Certainly this gathering was unlike any she, the leader of an Orthodox Jewish community in Jerusalem, was used to addressing. As well as the usual meagre dress and kippah worn in her synagogue, there were some crisscross worn around necks. Others sat in the traditional pitch-black costume of the Copts, another in the Muslim hijab and several nuns in their attires gathered together at the back of the room. Numerous were wearing no religious garment at all. But they were all there to pray.
Last week, and for only eight periods, a music institution in the lowest depression of Jerusalem was be converted into a communal house of prayer, appointed Amen, bringing together Jewish, Muslim and Christian religious leaders and their parishes to worship together in one chamber. It was a sight rarely seen in this segregated city.
The project, part of the Jerusalem season of culture, was initiated by Elad-Abblebaum and the Muslim Sufi Sheikh Ihab Balah nearly a year ago. They contacted out to six other religion anatomies two rabbis, a Franciscan monk, a Catholic priest, a Coptic deaconess and a female Muslim community leader who were very traditional in their beliefs and rehearsals, but too open to discussions with other faiths.
Elad-Abblebaum said: I never felt something like this would be possible in my lifetime.
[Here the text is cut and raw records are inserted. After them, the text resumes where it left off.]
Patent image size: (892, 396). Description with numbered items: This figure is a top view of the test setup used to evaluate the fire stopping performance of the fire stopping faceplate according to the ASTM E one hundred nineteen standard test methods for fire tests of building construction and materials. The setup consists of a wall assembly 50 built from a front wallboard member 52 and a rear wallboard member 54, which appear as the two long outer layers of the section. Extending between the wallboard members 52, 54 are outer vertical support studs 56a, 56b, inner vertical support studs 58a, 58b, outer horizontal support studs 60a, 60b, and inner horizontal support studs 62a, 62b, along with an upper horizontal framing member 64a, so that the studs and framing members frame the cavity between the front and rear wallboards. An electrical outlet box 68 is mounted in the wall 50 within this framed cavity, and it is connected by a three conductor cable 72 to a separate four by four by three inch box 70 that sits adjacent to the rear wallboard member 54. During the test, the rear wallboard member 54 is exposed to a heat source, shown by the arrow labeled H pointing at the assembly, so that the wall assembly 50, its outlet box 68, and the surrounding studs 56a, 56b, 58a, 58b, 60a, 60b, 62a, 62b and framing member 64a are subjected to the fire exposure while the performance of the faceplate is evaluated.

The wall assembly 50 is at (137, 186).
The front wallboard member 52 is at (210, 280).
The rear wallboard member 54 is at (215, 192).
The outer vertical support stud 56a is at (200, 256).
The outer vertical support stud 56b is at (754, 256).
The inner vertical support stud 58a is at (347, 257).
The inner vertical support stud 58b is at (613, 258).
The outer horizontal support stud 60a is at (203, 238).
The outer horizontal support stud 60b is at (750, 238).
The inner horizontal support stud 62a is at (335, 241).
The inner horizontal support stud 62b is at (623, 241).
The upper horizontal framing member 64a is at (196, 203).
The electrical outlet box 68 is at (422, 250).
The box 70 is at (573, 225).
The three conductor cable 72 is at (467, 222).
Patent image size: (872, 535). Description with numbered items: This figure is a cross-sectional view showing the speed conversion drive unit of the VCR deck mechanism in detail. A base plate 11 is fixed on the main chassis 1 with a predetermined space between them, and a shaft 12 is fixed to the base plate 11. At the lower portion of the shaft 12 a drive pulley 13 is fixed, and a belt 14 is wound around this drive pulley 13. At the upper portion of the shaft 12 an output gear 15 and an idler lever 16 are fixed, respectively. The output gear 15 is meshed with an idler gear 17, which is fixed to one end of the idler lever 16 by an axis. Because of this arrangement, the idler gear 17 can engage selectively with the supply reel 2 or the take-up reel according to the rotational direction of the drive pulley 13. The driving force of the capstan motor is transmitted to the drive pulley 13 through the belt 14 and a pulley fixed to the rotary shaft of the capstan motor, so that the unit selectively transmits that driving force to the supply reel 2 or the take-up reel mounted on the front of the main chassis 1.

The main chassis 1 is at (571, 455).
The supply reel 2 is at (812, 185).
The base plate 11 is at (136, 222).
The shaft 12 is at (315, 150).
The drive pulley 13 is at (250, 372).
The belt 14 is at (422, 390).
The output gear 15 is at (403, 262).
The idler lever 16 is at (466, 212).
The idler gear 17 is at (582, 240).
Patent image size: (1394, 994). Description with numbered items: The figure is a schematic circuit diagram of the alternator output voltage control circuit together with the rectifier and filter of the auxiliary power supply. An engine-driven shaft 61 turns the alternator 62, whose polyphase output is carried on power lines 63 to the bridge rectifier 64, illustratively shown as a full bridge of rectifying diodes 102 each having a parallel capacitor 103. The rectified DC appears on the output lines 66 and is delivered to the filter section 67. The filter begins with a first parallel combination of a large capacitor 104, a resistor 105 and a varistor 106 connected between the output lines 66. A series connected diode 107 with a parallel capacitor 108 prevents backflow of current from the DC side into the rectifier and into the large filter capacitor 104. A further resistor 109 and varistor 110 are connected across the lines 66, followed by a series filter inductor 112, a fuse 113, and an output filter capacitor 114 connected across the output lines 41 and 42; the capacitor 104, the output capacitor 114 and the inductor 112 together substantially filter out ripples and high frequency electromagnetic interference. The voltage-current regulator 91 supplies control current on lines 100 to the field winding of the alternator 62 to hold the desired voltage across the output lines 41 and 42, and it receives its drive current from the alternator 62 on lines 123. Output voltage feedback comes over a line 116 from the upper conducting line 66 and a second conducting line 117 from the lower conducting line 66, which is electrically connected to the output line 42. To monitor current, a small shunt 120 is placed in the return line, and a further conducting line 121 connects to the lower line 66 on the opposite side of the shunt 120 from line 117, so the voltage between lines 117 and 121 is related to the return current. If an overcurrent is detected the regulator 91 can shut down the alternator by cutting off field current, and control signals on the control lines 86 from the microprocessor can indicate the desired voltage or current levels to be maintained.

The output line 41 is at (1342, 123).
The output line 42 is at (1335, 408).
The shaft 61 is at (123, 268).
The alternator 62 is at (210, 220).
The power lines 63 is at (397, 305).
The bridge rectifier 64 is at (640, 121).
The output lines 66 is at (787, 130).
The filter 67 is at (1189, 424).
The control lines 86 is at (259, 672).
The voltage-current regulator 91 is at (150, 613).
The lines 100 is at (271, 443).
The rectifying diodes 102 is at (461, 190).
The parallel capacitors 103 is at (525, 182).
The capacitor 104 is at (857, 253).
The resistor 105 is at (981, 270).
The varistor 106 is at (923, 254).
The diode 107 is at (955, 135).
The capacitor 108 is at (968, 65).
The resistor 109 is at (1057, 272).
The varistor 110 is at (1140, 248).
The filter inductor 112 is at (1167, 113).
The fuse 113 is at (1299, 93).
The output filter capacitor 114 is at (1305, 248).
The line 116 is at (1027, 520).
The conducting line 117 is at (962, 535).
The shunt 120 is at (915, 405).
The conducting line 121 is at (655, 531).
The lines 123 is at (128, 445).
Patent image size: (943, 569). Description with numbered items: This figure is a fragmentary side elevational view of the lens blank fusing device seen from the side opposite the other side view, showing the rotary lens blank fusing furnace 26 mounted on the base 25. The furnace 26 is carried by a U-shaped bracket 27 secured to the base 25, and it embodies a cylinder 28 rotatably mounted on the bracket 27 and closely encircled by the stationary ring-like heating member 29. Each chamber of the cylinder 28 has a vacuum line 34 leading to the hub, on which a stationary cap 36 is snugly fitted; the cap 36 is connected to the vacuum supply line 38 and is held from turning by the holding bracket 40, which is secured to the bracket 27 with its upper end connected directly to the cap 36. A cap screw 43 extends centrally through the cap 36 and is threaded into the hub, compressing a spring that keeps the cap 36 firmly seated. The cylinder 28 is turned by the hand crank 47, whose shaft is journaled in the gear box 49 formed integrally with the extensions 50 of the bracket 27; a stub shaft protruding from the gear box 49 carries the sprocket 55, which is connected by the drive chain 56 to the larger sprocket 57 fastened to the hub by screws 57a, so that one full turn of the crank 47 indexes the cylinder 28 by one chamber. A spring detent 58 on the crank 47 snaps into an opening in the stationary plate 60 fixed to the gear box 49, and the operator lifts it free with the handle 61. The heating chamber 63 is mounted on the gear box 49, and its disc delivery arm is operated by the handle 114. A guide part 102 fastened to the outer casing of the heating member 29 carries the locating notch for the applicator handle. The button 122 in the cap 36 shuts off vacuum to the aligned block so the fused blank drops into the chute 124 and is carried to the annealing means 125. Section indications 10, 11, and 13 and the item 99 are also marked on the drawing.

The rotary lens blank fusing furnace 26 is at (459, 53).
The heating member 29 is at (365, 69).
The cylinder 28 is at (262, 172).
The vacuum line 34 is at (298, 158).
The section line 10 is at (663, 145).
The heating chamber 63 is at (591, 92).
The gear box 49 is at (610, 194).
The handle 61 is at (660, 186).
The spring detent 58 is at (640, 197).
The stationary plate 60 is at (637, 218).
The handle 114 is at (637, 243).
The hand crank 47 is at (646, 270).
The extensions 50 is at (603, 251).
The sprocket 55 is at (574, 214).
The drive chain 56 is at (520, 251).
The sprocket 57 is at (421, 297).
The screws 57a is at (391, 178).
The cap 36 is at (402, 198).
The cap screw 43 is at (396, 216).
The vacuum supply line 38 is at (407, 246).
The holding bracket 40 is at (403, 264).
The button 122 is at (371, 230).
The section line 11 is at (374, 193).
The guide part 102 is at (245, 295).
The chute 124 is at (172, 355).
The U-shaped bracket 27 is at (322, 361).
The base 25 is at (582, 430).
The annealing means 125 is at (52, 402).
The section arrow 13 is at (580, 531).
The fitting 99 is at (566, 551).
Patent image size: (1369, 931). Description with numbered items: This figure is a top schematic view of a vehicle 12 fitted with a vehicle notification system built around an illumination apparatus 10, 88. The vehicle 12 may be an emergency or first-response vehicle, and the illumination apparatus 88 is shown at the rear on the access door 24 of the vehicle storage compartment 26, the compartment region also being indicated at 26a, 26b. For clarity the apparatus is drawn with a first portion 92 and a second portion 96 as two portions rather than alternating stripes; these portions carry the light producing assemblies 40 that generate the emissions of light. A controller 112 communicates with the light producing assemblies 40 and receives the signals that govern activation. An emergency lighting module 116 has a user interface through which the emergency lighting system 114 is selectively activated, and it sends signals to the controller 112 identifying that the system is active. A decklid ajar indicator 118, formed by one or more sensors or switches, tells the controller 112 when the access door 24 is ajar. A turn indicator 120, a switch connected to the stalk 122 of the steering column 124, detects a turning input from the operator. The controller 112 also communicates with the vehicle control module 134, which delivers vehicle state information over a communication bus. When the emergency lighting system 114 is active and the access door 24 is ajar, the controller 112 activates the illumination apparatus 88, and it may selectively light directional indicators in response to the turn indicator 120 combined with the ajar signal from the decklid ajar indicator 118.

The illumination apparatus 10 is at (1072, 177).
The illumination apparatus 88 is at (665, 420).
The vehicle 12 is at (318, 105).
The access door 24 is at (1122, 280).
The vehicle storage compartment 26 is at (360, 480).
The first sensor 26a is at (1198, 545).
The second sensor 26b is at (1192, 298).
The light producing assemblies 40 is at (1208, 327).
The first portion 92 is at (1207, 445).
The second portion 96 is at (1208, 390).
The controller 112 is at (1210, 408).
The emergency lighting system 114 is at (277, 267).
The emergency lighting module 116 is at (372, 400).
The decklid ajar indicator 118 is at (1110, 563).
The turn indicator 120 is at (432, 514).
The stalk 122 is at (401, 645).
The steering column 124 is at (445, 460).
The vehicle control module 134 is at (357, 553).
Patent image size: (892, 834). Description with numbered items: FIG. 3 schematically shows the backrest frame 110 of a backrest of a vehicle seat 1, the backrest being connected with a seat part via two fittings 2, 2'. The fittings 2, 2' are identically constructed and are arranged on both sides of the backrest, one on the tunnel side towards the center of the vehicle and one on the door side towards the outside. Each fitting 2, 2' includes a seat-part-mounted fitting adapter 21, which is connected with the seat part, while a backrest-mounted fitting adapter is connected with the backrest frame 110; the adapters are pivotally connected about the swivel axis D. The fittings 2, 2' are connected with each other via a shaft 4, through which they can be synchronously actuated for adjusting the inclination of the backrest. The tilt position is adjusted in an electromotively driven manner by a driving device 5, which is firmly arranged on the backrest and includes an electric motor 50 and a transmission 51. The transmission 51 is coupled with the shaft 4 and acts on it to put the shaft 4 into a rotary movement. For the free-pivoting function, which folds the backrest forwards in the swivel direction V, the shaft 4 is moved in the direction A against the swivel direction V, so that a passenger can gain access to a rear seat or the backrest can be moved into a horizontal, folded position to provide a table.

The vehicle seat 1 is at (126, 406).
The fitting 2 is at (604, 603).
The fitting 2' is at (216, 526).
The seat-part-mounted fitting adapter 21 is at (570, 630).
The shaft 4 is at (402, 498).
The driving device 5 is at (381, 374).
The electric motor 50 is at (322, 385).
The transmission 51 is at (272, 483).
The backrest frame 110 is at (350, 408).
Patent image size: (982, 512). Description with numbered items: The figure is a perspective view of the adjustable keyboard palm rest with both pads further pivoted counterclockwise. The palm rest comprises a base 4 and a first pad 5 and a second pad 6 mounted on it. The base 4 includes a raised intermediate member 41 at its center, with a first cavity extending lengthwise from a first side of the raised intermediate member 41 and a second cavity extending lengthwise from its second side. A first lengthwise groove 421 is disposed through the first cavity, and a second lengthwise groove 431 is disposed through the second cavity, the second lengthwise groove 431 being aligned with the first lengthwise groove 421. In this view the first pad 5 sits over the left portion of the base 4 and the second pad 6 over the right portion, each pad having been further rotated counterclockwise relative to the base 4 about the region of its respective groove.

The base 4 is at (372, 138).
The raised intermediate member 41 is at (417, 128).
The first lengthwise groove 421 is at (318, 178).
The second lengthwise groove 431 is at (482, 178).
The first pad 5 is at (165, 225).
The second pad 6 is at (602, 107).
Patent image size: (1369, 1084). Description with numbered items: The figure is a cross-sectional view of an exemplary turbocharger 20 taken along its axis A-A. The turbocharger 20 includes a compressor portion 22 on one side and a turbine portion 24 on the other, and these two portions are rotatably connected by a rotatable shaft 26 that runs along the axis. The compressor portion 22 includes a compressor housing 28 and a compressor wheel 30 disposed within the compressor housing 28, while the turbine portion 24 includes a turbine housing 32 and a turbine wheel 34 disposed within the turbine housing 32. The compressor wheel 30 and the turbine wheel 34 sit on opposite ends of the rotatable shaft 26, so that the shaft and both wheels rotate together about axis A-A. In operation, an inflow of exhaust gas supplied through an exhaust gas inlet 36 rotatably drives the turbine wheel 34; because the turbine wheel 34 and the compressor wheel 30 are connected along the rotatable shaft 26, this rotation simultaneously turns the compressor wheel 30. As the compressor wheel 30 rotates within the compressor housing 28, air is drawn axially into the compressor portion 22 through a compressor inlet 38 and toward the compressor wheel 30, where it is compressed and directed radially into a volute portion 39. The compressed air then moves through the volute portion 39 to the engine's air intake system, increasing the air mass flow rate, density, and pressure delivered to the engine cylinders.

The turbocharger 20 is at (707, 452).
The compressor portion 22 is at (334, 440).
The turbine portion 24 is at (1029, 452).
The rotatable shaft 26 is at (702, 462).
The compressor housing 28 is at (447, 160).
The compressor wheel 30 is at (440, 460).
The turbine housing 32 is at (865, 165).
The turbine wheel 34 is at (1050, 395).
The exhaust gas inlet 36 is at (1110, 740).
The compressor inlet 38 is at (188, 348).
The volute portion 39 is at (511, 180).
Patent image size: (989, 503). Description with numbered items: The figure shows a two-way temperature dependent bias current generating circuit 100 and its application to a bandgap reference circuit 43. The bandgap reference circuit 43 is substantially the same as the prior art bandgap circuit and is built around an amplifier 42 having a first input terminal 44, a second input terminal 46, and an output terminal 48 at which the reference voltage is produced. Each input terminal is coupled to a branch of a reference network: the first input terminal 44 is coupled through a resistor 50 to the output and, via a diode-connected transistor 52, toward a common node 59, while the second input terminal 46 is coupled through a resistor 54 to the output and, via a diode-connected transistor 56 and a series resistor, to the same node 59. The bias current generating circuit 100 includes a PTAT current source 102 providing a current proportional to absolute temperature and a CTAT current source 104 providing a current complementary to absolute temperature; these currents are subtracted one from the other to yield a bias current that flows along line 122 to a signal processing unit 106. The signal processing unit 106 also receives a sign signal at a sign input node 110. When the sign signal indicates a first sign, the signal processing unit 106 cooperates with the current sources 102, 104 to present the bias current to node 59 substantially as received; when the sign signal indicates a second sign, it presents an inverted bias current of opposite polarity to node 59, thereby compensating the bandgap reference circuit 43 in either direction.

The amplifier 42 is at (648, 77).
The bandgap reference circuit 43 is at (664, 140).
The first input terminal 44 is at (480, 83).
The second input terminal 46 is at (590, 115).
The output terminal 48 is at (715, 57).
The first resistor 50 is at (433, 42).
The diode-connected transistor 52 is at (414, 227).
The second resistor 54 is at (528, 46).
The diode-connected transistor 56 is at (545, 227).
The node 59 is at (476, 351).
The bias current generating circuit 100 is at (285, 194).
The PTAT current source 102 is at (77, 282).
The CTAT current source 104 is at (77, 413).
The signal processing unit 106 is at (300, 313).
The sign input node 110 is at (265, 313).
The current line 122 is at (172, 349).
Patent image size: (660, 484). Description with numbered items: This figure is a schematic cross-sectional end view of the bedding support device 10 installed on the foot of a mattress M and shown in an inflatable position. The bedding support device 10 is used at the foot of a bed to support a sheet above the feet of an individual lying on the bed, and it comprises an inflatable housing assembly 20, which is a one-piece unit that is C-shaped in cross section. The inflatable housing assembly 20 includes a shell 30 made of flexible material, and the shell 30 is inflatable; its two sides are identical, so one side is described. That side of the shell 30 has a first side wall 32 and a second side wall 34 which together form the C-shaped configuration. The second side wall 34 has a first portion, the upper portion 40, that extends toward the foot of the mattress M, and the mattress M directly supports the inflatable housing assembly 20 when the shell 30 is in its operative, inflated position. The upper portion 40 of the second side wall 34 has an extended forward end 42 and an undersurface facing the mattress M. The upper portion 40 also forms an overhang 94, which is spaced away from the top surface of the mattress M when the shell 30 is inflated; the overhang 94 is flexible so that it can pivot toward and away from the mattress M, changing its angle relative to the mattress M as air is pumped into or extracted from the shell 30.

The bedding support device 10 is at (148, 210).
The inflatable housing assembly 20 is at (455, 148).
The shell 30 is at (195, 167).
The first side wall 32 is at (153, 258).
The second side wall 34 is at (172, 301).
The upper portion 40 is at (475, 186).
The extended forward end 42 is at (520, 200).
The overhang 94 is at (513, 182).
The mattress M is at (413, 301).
Jews who live in the territories publicly praying along with Palestinians, this is a big hazard and a huge step. But this is not a political assignment; we wanted beings to come from the right and from the left and to demonstrate that faith is beyond ideology. Here, “weve been” reshaping world and we are doing it through prayer.
She emphasised how Amen not only brought together Israels discordant religions, but also men and women, which is almost unheard of in such inter-religious gatherings.